Sunday, March 25, 2012

Black Marks

This afternoon, I traveled a bit up the mountain to Evergreen to watch the Evergreen Players present the play Black Comedy. It's a one act British farce written by Peter Shaffer (a playwright normally known for intensely dramatic material such as Equus and Amadeus). It's also a play that I performed years ago in college. I'd never actually seen it myself, but I recall it being perhaps my favorite play (and favorite role) I ever got to perform. I was eager to see this staging.

Black Comedy is still an amazingly funny script. The premise has a starving artist trying to impress both his girlfriend's father and a wealthy art buyer all on one night, having furnished his apartment for the occasion with fancy furniture stolen from his vacationing neighbor. But a power outage occurs, setting into motion a spiraling chain of calamity in true farcical fashion.

The particular gem at the heart of the play is a theatrical conceit: when the lights are on full on the stage, that's when the characters all behave as though they're in the pitch blackness of the power outage.
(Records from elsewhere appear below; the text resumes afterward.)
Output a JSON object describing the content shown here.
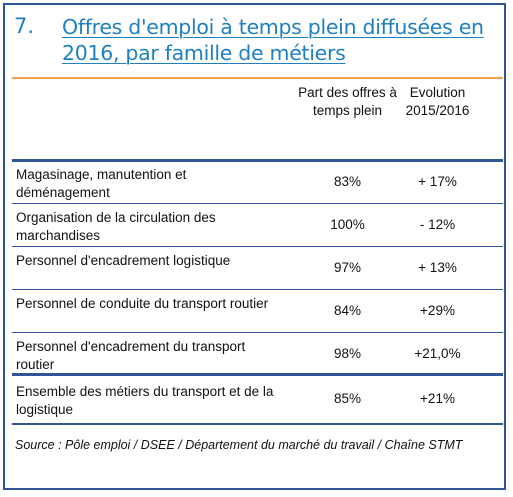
{
  "heading": {
    "number": "7.",
    "title": "Offres d'emploi à temps plein diffusées en 2016, par famille de métiers"
  },
  "columns": {
    "part": "Part des offres à temps plein",
    "evolution": "Evolution 2015/2016"
  },
  "rows": [
    {
      "label": "Magasinage, manutention et déménagement",
      "part": "83%",
      "evolution": "+ 17%"
    },
    {
      "label": "Organisation de la circulation des marchandises",
      "part": "100%",
      "evolution": "- 12%"
    },
    {
      "label": "Personnel d'encadrement logistique",
      "part": "97%",
      "evolution": "+ 13%"
    },
    {
      "label": "Personnel de conduite du transport routier",
      "part": "84%",
      "evolution": "+29%"
    },
    {
      "label": "Personnel d'encadrement du transport routier",
      "part": "98%",
      "evolution": "+21,0%"
    },
    {
      "label": "Ensemble des métiers du transport et de la logistique",
      "part": "85%",
      "evolution": "+21%"
    }
  ],
  "source": "Source : Pôle emploi / DSEE / Département du marché du travail / Chaîne STMT",
  "colors": {
    "frame": "#2f5597",
    "title": "#1f7fbf",
    "accent_rule": "#f0a150"
  }
}
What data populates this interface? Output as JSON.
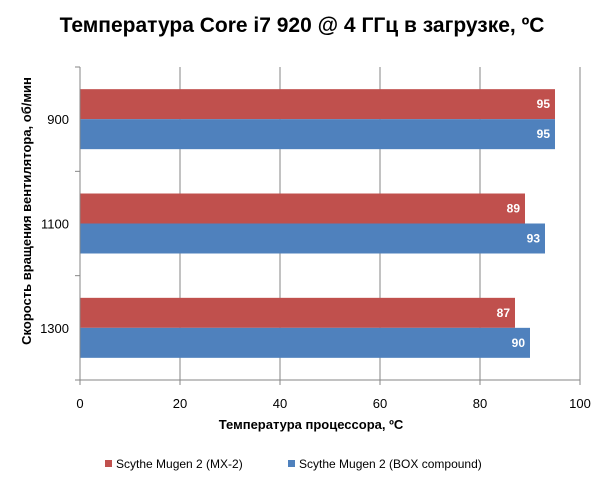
{
  "chart_data": {
    "type": "bar",
    "orientation": "horizontal",
    "title": "Температура Core i7 920 @ 4 ГГц в загрузке, ºС",
    "xlabel": "Температура процессора, ºС",
    "ylabel": "Скорость вращения вентилятора, об/мин",
    "categories": [
      "900",
      "1100",
      "1300"
    ],
    "series": [
      {
        "name": "Scythe Mugen 2 (MX-2)",
        "color": "#c0504d",
        "values": [
          95,
          89,
          87
        ]
      },
      {
        "name": "Scythe Mugen 2 (BOX compound)",
        "color": "#4f81bd",
        "values": [
          95,
          93,
          90
        ]
      }
    ],
    "xlim": [
      0,
      100
    ],
    "xticks": [
      0,
      20,
      40,
      60,
      80,
      100
    ],
    "grid": "vertical",
    "legend_position": "bottom",
    "data_labels": true
  }
}
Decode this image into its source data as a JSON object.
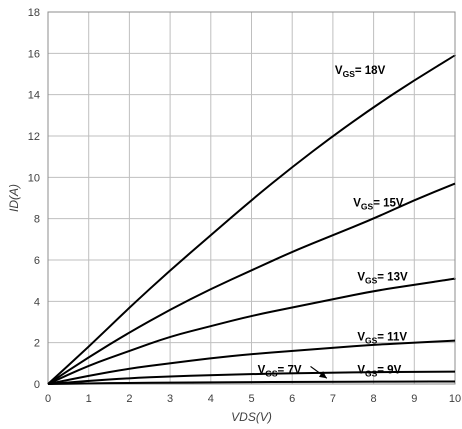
{
  "chart_data": {
    "type": "line",
    "xlabel": "VDS(V)",
    "ylabel": "ID(A)",
    "xlim": [
      0,
      10
    ],
    "ylim": [
      0,
      18
    ],
    "xticks": [
      0,
      1,
      2,
      3,
      4,
      5,
      6,
      7,
      8,
      9,
      10
    ],
    "yticks": [
      0,
      2,
      4,
      6,
      8,
      10,
      12,
      14,
      16,
      18
    ],
    "grid": true,
    "x": [
      0,
      1,
      2,
      3,
      4,
      5,
      6,
      7,
      8,
      9,
      10
    ],
    "series": [
      {
        "name": "VGS=18V",
        "label_main": "V",
        "label_sub": "GS",
        "label_rest": "= 18V",
        "values": [
          0,
          1.8,
          3.7,
          5.5,
          7.2,
          8.9,
          10.5,
          12.0,
          13.4,
          14.7,
          15.9
        ]
      },
      {
        "name": "VGS= 15V",
        "label_main": "V",
        "label_sub": "GS",
        "label_rest": "= 15V",
        "values": [
          0,
          1.3,
          2.5,
          3.6,
          4.6,
          5.5,
          6.4,
          7.2,
          8.0,
          8.9,
          9.7
        ]
      },
      {
        "name": "VGS= 13V",
        "label_main": "V",
        "label_sub": "GS",
        "label_rest": "= 13V",
        "values": [
          0,
          0.9,
          1.6,
          2.3,
          2.8,
          3.3,
          3.7,
          4.1,
          4.5,
          4.8,
          5.1
        ]
      },
      {
        "name": "VGS= 11V",
        "label_main": "V",
        "label_sub": "GS",
        "label_rest": "= 11V",
        "values": [
          0,
          0.4,
          0.75,
          1.0,
          1.25,
          1.45,
          1.6,
          1.75,
          1.9,
          2.0,
          2.1
        ]
      },
      {
        "name": "VGS= 9V",
        "label_main": "V",
        "label_sub": "GS",
        "label_rest": "= 9V",
        "values": [
          0,
          0.15,
          0.28,
          0.37,
          0.43,
          0.48,
          0.52,
          0.55,
          0.57,
          0.59,
          0.6
        ]
      },
      {
        "name": "VGS= 7V",
        "label_main": "V",
        "label_sub": "GS",
        "label_rest": "= 7V",
        "values": [
          0,
          0.03,
          0.05,
          0.07,
          0.08,
          0.09,
          0.1,
          0.11,
          0.11,
          0.12,
          0.12
        ]
      }
    ]
  }
}
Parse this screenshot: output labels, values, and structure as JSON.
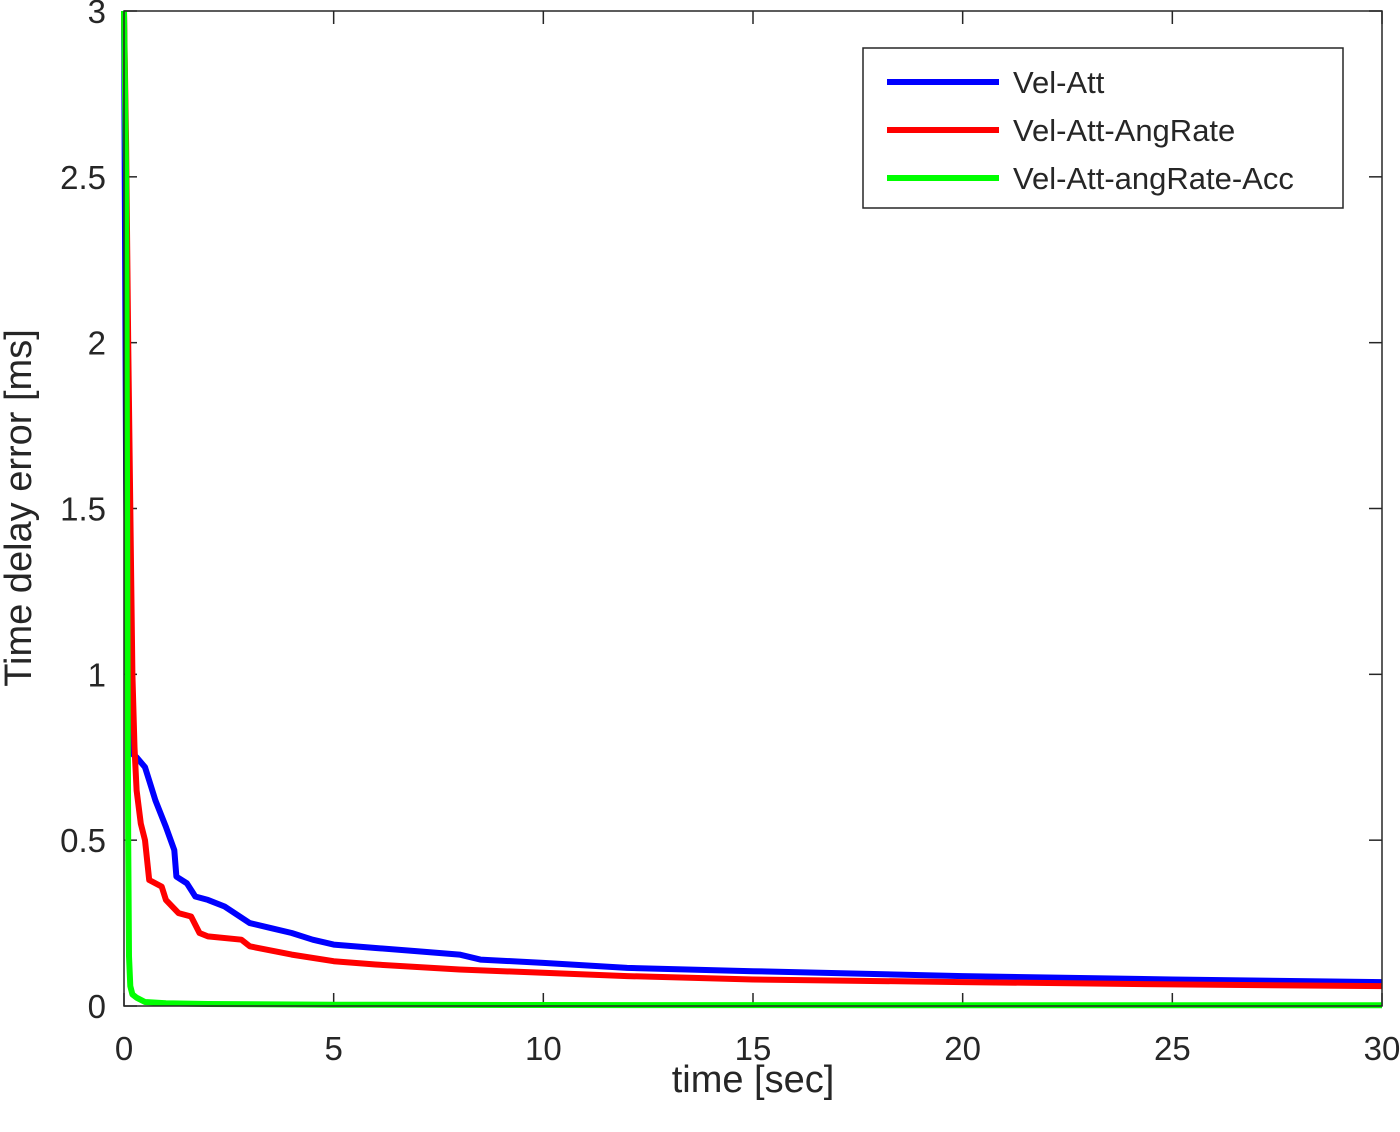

As people stumble around in comical near misses, we get to see it all while the performers act as though blind.

It's a particularly challenging piece to perform. There's the British accent to master. Then there's the physicality of pretending to be blinded by darkness. And for the central character (whom I was fortunate to play), there's the juggling of several key agendas -- keeping the girlfriend happy, sucking up to the father, returning the neighbor's stolen furniture (in the dark!) when he returns from vacation early, and keeping a jealous ex-girlfriend at bay when she too decides to crash the party.

Frankly, it's too much for most actors to handle. Watching the play this afternoon, I got the distinct impression that I myself was probably lucky to have been half as good as I might have once imagined myself to be in my own mind. The play is so rich, so densely loaded with jokes, and so demanding of swift timing, that you can easily find 100 moments for big laughs, yet leave another 100 unmined.

I enjoyed the Evergreen Players production immensely. It definitely serves up plenty of laughs, and is well worth going to see. But I also felt the pace slacken in several key moments. Some of the cues were a bit loose, leaving a few performers awkwardly stifling a logical character response until the appropriate moment for their line came along. That said, the cast as a whole was quite strong with the physical comedy, serving up many hilarious near-collisions and other humorous moments.

Particularly strong in the cast were Carol Meredith as the unhinged drunk Miss Furnival, and Andrea Rabold as spurned (and thus sinister) ex-girlfriend Clea. JR Cody Schuyler is also quite good as Brindsley -- his character work is developed, and his physical comedy sharp (though his accent is a bit spotty).

The show has one more weekend coming up, and I suspect seats that can still be filled. If you live in the Denver area, would like a reasonably priced night at the theater, and love to laugh, I would definitely recommend the production.